The harrowing tale of Robert Enke should serve as a warning which we must heed. Enke’s taking of his own life in 2009 provides a real world reminder that managers and players are nothing but human in heart and mind. Amy Lawrence, deputy football correspondent for The Observer, sums up the whole issue of media-driven pressure in the aftermath of Enke’s death; after reading Ronald Reng’s biography of Enke she wrote that:

"There is clearly an important distinction to be made between Enke, whose illness cost him his life, and those in football who are experiencing setbacks. But it is not so terrible to give some thought to the pressure-cooker environment high level sportsmen exist within. Footballer X misses the latest in a series of sitters? Manager Y has lost the game, the dressing room and quite possibly the plot? Referee Z flunks the critical decision in the game? In English football the default reaction is to mock, to berate, to intimidate. After reading Reng's book I have looked in the mirror and felt ashamed about some opinions I have dived into. It is so easy to rush to judgment, to make a cartoon villain of someone or vent spleen from a position of the supposed moral high ground."

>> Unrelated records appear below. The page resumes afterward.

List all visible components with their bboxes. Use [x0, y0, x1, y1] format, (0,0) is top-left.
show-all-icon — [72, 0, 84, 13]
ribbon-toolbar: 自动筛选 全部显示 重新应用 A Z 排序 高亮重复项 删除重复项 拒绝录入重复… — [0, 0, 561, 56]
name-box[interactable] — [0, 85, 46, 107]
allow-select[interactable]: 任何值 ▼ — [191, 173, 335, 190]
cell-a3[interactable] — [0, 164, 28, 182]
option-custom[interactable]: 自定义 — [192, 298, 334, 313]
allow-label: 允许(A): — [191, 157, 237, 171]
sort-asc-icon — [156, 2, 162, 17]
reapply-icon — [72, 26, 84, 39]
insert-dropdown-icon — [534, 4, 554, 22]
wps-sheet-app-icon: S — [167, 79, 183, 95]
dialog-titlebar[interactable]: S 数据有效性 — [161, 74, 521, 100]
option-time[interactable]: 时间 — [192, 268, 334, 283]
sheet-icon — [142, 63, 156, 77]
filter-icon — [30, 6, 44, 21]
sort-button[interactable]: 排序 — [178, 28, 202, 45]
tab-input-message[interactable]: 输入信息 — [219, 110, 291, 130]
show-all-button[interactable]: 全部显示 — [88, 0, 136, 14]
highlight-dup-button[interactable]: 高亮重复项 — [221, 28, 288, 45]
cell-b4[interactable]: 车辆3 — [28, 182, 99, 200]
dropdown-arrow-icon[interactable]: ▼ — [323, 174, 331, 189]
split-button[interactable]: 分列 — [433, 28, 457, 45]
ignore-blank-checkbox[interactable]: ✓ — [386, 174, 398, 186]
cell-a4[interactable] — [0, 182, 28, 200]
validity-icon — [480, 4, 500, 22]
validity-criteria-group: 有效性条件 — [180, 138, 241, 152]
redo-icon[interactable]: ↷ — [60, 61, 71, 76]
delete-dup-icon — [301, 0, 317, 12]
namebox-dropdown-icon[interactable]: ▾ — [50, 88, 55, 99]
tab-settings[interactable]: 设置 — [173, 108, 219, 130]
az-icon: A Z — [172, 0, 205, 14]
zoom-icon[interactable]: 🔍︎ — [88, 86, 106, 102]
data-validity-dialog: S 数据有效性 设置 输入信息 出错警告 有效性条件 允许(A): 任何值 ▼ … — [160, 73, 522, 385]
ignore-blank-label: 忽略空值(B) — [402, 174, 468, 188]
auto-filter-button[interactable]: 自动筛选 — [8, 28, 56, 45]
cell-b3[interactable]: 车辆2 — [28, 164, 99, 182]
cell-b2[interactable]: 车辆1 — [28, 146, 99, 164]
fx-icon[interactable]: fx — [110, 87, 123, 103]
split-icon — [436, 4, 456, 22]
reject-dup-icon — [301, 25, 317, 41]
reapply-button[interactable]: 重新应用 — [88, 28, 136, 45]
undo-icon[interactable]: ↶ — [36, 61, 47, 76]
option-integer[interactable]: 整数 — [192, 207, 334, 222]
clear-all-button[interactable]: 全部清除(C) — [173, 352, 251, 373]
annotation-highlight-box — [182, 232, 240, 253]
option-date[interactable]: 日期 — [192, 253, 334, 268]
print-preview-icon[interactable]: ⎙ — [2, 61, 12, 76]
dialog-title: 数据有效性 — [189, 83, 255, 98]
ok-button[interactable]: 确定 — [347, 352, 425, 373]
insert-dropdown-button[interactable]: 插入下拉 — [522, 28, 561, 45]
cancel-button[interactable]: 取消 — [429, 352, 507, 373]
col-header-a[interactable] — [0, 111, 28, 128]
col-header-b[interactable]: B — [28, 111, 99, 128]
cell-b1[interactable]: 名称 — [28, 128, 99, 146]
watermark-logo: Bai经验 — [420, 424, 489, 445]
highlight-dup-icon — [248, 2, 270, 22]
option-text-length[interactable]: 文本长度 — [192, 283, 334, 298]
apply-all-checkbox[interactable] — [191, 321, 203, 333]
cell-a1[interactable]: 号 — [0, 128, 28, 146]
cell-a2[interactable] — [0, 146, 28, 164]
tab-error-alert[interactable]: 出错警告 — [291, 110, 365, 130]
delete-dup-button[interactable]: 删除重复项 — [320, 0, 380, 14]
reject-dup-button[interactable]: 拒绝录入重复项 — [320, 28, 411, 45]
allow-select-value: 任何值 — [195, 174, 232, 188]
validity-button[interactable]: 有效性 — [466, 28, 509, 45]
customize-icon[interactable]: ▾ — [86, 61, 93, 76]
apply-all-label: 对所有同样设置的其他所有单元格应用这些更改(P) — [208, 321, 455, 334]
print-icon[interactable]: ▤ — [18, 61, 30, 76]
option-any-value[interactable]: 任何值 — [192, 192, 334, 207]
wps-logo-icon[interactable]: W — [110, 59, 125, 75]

Lawrence hits the proverbial nail on the head with her empathetic reflection on the issues raised by Enke’s death. Both the media and ourselves are far too keen on creating a toxic atmosphere in which footballers both nationally and internationally suffocate and wither.

I recently spoke to a German friend of mine, Max, a football fan living in Cologne, who pointed out to me that, "In general the German newspapers try to be more respectful, but sometimes they can be negative, especially Bild. But in general, not as quick being cynical and bad on single players or people (as the British press)." I found his insight telling in all honesty, Max noted he wasn’t an expert on the sporting British press but felt from what he had read that they were quicker to change their tone and chastise poor performances. Enke’s death however, has led to the German press trying to be more sensitive with their views and opinions.

No-one is suggesting that the media should hide their critique or pander to the professionals they report upon, but needless cynicism - and sometimes just downright nastiness - is surely just another negative that does nothing to address the issue at hand.

So next time the lads are slogging through a rough patch, or we didn’t sign the players we wanted, step back and think about the impact you might have on another human’s life with some spurious insult thrown into the big wide world of the web. It just might have an impact.